Question

The equation of motion of a spring-mass system with damping (see Section 3.8) is $$ m \frac{d^{2} u}{d t^{2}}+c \frac{d u}{d t}+k u=0 $$ where \(m, c,\) and \(k\) are positive. Write this second order equation as a system of two first order equations for \(x=u, y=d u / d t .\) Show that \(x=0, y=0\) is a critical point, and analyze the nature and stability of the critical point as a function of the parameters \(m, c,\) and \(k .\) A similar analysis can be applied to the electric circuit equation (see Section 3.8) $$L \frac{d^{2} I}{d t^{2}}+R \frac{d I}{d t}+\frac{1}{C} I=0.$$

Short answer

Answer: The critical point of the given spring-mass system with damping is (x, y) = (0, 0). The stability of the critical point depends on the parameters m, c, and k through their effect on the discriminant Δ.

Step-by-step solution

Writing two first-order equations

Let \(x = u\) and \(y = \frac{du}{dt}\). So, we have \(\frac{dx}{dt} = \frac{du}{dt} = y\) and \(\frac{dy}{dt} = \frac{d^2u}{dt^2}\).
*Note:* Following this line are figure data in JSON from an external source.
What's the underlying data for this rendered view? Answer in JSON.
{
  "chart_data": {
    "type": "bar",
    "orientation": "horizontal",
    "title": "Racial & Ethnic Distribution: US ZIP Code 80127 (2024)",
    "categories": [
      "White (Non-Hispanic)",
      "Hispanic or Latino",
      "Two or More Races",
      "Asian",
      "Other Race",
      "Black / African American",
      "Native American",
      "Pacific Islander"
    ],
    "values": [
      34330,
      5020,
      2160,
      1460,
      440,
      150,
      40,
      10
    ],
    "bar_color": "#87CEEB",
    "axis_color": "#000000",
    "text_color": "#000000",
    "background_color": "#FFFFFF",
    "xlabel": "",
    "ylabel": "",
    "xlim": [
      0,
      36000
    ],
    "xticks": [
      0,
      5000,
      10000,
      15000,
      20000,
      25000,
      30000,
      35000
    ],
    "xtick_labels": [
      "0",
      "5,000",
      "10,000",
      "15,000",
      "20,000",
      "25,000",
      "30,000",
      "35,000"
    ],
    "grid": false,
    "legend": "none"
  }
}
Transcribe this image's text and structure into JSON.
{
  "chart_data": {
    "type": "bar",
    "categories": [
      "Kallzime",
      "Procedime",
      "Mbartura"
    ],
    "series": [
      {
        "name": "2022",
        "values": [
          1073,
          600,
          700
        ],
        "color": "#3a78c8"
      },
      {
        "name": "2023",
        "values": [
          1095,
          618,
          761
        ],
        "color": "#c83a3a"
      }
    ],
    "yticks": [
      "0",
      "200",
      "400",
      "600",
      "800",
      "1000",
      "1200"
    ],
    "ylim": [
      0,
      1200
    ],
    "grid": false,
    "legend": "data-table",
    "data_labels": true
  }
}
Now, substitute these into the given equation: $$m\frac{d^2u}{dt^2} + c\frac{du}{dt} + ku = 0 \Rightarrow m\frac{dy}{dt} + cy + kx = 0$$ The system of two first-order equations is: $$ \begin{cases} \frac{dx}{dt} = y \\ \frac{dy}{dt} = -\frac{c}{m}y - \frac{k}{m}x \end{cases} $$ #Step 2: Find the critical points#

Finding critical points

The critical point is when both \(\frac{dx}{dt} = 0\) and \(\frac{dy}{dt} = 0\). $$ \begin{cases} y = 0 \\ -\frac{c}{m}y - \frac{k}{m}x = 0 \end{cases} $$ Since \(y = 0\), the second equation becomes \(-\frac{k}{m}x = 0\). Since m and k are positive, the critical point occurs when \(x = 0\). Thus, the critical point is \((x, y) = (0, 0)\). #Step 3: Analyze the nature and stability of the critical point#

Nature and stability of the critical point

To analyze the nature and stability of the critical point, we need to examine the eigenvalues of the Jacobian matrix of the linear system. Let \(f(x, y) = y\) and \(g(x, y) = -\frac{c}{m}y - \frac{k}{m}x\). The Jacobian matrix (J) is: $$ J = \begin{bmatrix} \frac{\partial f}{\partial x} & \frac{\partial f}{\partial y} \\ \frac{\partial g}{\partial x } & \frac{\partial g}{\partial y} \end{bmatrix} = \begin{bmatrix} 0 & 1 \\ -\frac{k}{m} & -\frac{c}{m} \end{bmatrix} $$ The eigenvalues of the Jacobian matrix are the solutions of the characteristic equation: $$ \mathrm{det}(J - \lambda I) = \begin{vmatrix} -\lambda & 1 \\ -\frac{k}{m} & -\frac{c}{m} - \lambda \end{vmatrix} = 0 $$ Solving this, we get \(\lambda^2 + \frac{c}{m}\lambda + \frac{k}{m} = 0\). The nature and stability depend on the sign of the discriminant, \(\Delta = \left(\frac{c}{m}\right)^2 - 4\left(\frac{k}{m}\right)\): 1. If \(\Delta > 0\), the system has two distinct real eigenvalues, which implies that the critical point is a saddle point and is unstable. 2. If \(\Delta = 0\), the system has a repeated real eigenvalue, which implies that the critical point is a degenerate node and the nature cannot be determined from this analysis alone. 3. If \(\Delta < 0\), the system has complex conjugate eigenvalues, which implies that the critical point is a spiral point, and it is stable if the real part of the eigenvalues is negative, and unstable otherwise. The stability of the critical point \((0, 0)\) depends on the parameters m, c, and k through their effect on the discriminant \(\Delta\).